# Detroit Crew! Smokers Outlet - Roseville this Thursday 3pm-7pm



## BengalMan (Aug 13, 2007)

Detroit Crew,

I will be doing an Oliva event this Thursday at the Smokers Outlet in Roseville, MI from 3pm - 7pm. Hopefully some of you can make it out! :ss


----------



## cab28 (Feb 24, 2008)

bump


----------



## 357 (May 3, 2007)

I will be there. Hopefully Ian and I won't be the only CS gorillas in attendance.


----------



## DETROITPHA357 (Jul 8, 2006)

357 said:


> I will be there. Hopefully Ian and I won't be the only CS gorillas in attendance.


Ill c what I can do, I'm working afternoons this week 4p-12a training.

I do want to score a few of those full body sticks we smoked at Fish Bones there were out of site..


----------



## jonharky3 (Apr 28, 2008)

I will try to attend


----------



## BengalMan (Aug 13, 2007)

DETROITPHA357 said:


> Ill c what I can do, I'm working afternoons this week 4p-12a training.
> 
> I do want to score a few of those full body sticks we smoked at Fish Bones there were out of site..


Stop by and I'll give ya one, I'd give you a couple more, but I don't have many left.
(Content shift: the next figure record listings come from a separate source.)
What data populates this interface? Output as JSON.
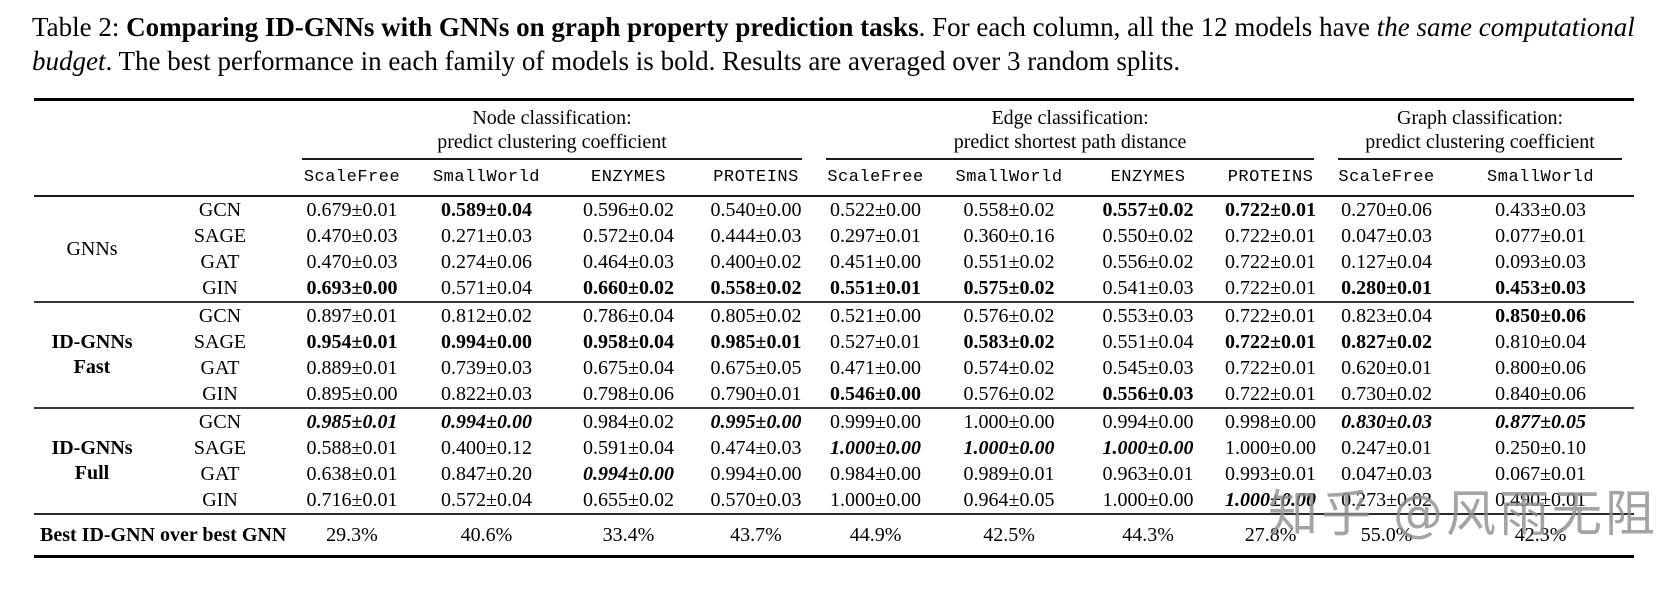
{
  "caption": {
    "prefix": "Table 2: ",
    "bold": "Comparing ID-GNNs with GNNs on graph property prediction tasks",
    "mid": ". For each column, all the 12 models have ",
    "italic": "the same computational budget",
    "suffix": ". The best performance in each family of models is bold. Results are averaged over 3 random splits."
  },
  "table": {
    "column_groups": [
      {
        "title_line1": "Node classification:",
        "title_line2": "predict clustering coefficient",
        "columns": [
          "ScaleFree",
          "SmallWorld",
          "ENZYMES",
          "PROTEINS"
        ]
      },
      {
        "title_line1": "Edge classification:",
        "title_line2": "predict shortest path distance",
        "columns": [
          "ScaleFree",
          "SmallWorld",
          "ENZYMES",
          "PROTEINS"
        ]
      },
      {
        "title_line1": "Graph classification:",
        "title_line2": "predict clustering coefficient",
        "columns": [
          "ScaleFree",
          "SmallWorld"
        ]
      }
    ],
    "row_groups": [
      {
        "label_lines": [
          "GNNs"
        ],
        "label_bold": false,
        "rows": [
          {
            "model": "GCN",
            "values": [
              [
                "0.679±0.01",
                ""
              ],
              [
                "0.589±0.04",
                "b"
              ],
              [
                "0.596±0.02",
                ""
              ],
              [
                "0.540±0.00",
                ""
              ],
              [
                "0.522±0.00",
                ""
              ],
              [
                "0.558±0.02",
                ""
              ],
              [
                "0.557±0.02",
                "b"
              ],
              [
                "0.722±0.01",
                "b"
              ],
              [
                "0.270±0.06",
                ""
              ],
              [
                "0.433±0.03",
                ""
              ]
            ]
          },
          {
            "model": "SAGE",
            "values": [
              [
                "0.470±0.03",
                ""
              ],
              [
                "0.271±0.03",
                ""
              ],
              [
                "0.572±0.04",
                ""
              ],
              [
                "0.444±0.03",
                ""
              ],
              [
                "0.297±0.01",
                ""
              ],
              [
                "0.360±0.16",
                ""
              ],
              [
                "0.550±0.02",
                ""
              ],
              [
                "0.722±0.01",
                ""
              ],
              [
                "0.047±0.03",
                ""
              ],
              [
                "0.077±0.01",
                ""
              ]
            ]
          },
          {
            "model": "GAT",
            "values": [
              [
                "0.470±0.03",
                ""
              ],
              [
                "0.274±0.06",
                ""
              ],
              [
                "0.464±0.03",
                ""
              ],
              [
                "0.400±0.02",
                ""
              ],
              [
                "0.451±0.00",
                ""
              ],
              [
                "0.551±0.02",
                ""
              ],
              [
                "0.556±0.02",
                ""
              ],
              [
                "0.722±0.01",
                ""
              ],
              [
                "0.127±0.04",
                ""
              ],
              [
                "0.093±0.03",
                ""
              ]
            ]
          },
          {
            "model": "GIN",
            "values": [
              [
                "0.693±0.00",
                "b"
              ],
              [
                "0.571±0.04",
                ""
              ],
              [
                "0.660±0.02",
                "b"
              ],
              [
                "0.558±0.02",
                "b"
              ],
              [
                "0.551±0.01",
                "b"
              ],
              [
                "0.575±0.02",
                "b"
              ],
              [
                "0.541±0.03",
                ""
              ],
              [
                "0.722±0.01",
                ""
              ],
              [
                "0.280±0.01",
                "b"
              ],
              [
                "0.453±0.03",
                "b"
              ]
            ]
          }
        ]
      },
      {
        "label_lines": [
          "ID-GNNs",
          "Fast"
        ],
        "label_bold": true,
        "rows": [
          {
            "model": "GCN",
            "values": [
              [
                "0.897±0.01",
                ""
              ],
              [
                "0.812±0.02",
                ""
              ],
              [
                "0.786±0.04",
                ""
              ],
              [
                "0.805±0.02",
                ""
              ],
              [
                "0.521±0.00",
                ""
              ],
              [
                "0.576±0.02",
                ""
              ],
              [
                "0.553±0.03",
                ""
              ],
              [
                "0.722±0.01",
                ""
              ],
              [
                "0.823±0.04",
                ""
              ],
              [
                "0.850±0.06",
                "b"
              ]
            ]
          },
          {
            "model": "SAGE",
            "values": [
              [
                "0.954±0.01",
                "b"
              ],
              [
                "0.994±0.00",
                "b"
              ],
              [
                "0.958±0.04",
                "b"
              ],
              [
                "0.985±0.01",
                "b"
              ],
              [
                "0.527±0.01",
                ""
              ],
              [
                "0.583±0.02",
                "b"
              ],
              [
                "0.551±0.04",
                ""
              ],
              [
                "0.722±0.01",
                "b"
              ],
              [
                "0.827±0.02",
                "b"
              ],
              [
                "0.810±0.04",
                ""
              ]
            ]
          },
          {
            "model": "GAT",
            "values": [
              [
                "0.889±0.01",
                ""
              ],
              [
                "0.739±0.03",
                ""
              ],
              [
                "0.675±0.04",
                ""
              ],
              [
                "0.675±0.05",
                ""
              ],
              [
                "0.471±0.00",
                ""
              ],
              [
                "0.574±0.02",
                ""
              ],
              [
                "0.545±0.03",
                ""
              ],
              [
                "0.722±0.01",
                ""
              ],
              [
                "0.620±0.01",
                ""
              ],
              [
                "0.800±0.06",
                ""
              ]
            ]
          },
          {
            "model": "GIN",
            "values": [
              [
                "0.895±0.00",
                ""
              ],
              [
                "0.822±0.03",
                ""
              ],
              [
                "0.798±0.06",
                ""
              ],
              [
                "0.790±0.01",
                ""
              ],
              [
                "0.546±0.00",
                "b"
              ],
              [
                "0.576±0.02",
                ""
              ],
              [
                "0.556±0.03",
                "b"
              ],
              [
                "0.722±0.01",
                ""
              ],
              [
                "0.730±0.02",
                ""
              ],
              [
                "0.840±0.06",
                ""
              ]
            ]
          }
        ]
      },
      {
        "label_lines": [
          "ID-GNNs",
          "Full"
        ],
        "label_bold": true,
        "rows": [
          {
            "model": "GCN",
            "values": [
              [
                "0.985±0.01",
                "bi"
              ],
              [
                "0.994±0.00",
                "bi"
              ],
              [
                "0.984±0.02",
                ""
              ],
              [
                "0.995±0.00",
                "bi"
              ],
              [
                "0.999±0.00",
                ""
              ],
              [
                "1.000±0.00",
                ""
              ],
              [
                "0.994±0.00",
                ""
              ],
              [
                "0.998±0.00",
                ""
              ],
              [
                "0.830±0.03",
                "bi"
              ],
              [
                "0.877±0.05",
                "bi"
              ]
            ]
          },
          {
            "model": "SAGE",
            "values": [
              [
                "0.588±0.01",
                ""
              ],
              [
                "0.400±0.12",
                ""
              ],
              [
                "0.591±0.04",
                ""
              ],
              [
                "0.474±0.03",
                ""
              ],
              [
                "1.000±0.00",
                "bi"
              ],
              [
                "1.000±0.00",
                "bi"
              ],
              [
                "1.000±0.00",
                "bi"
              ],
              [
                "1.000±0.00",
                ""
              ],
              [
                "0.247±0.01",
                ""
              ],
              [
                "0.250±0.10",
                ""
              ]
            ]
          },
          {
            "model": "GAT",
            "values": [
              [
                "0.638±0.01",
                ""
              ],
              [
                "0.847±0.20",
                ""
              ],
              [
                "0.994±0.00",
                "bi"
              ],
              [
                "0.994±0.00",
                ""
              ],
              [
                "0.984±0.00",
                ""
              ],
              [
                "0.989±0.01",
                ""
              ],
              [
                "0.963±0.01",
                ""
              ],
              [
                "0.993±0.01",
                ""
              ],
              [
                "0.047±0.03",
                ""
              ],
              [
                "0.067±0.01",
                ""
              ]
            ]
          },
          {
            "model": "GIN",
            "values": [
              [
                "0.716±0.01",
                ""
              ],
              [
                "0.572±0.04",
                ""
              ],
              [
                "0.655±0.02",
                ""
              ],
              [
                "0.570±0.03",
                ""
              ],
              [
                "1.000±0.00",
                ""
              ],
              [
                "0.964±0.05",
                ""
              ],
              [
                "1.000±0.00",
                ""
              ],
              [
                "1.000±0.00",
                "bi"
              ],
              [
                "0.273±0.02",
                ""
              ],
              [
                "0.490±0.01",
                ""
              ]
            ]
          }
        ]
      }
    ],
    "footer": {
      "label": "Best ID-GNN over best GNN",
      "values": [
        "29.3%",
        "40.6%",
        "33.4%",
        "43.7%",
        "44.9%",
        "42.5%",
        "44.3%",
        "27.8%",
        "55.0%",
        "42.3%"
      ]
    }
  },
  "watermark": "知乎 @风雨无阻"
}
You can get em here:
http://www.discountcigars.org/cigars.asp?parentval=274


----------



## RRocket (Aug 17, 2008)

I'm from Windsor, and go to the US almost weekly just for Oliva Cigars (impossible to find here). I'll really make an effort to get out there...(if you allow Canuckians!!)


----------



## White97Jimmy (May 12, 2006)

RRocket said:


> I'm from Windsor, and go to the US almost weekly just for Oliva Cigars (impossible to find here). I'll really make an effort to get out there...(if you allow Canuckians!!)


US customs doesn't seem to mind DragonMan and Old Sailor in, so you shouldn't have a problem getting over here!


----------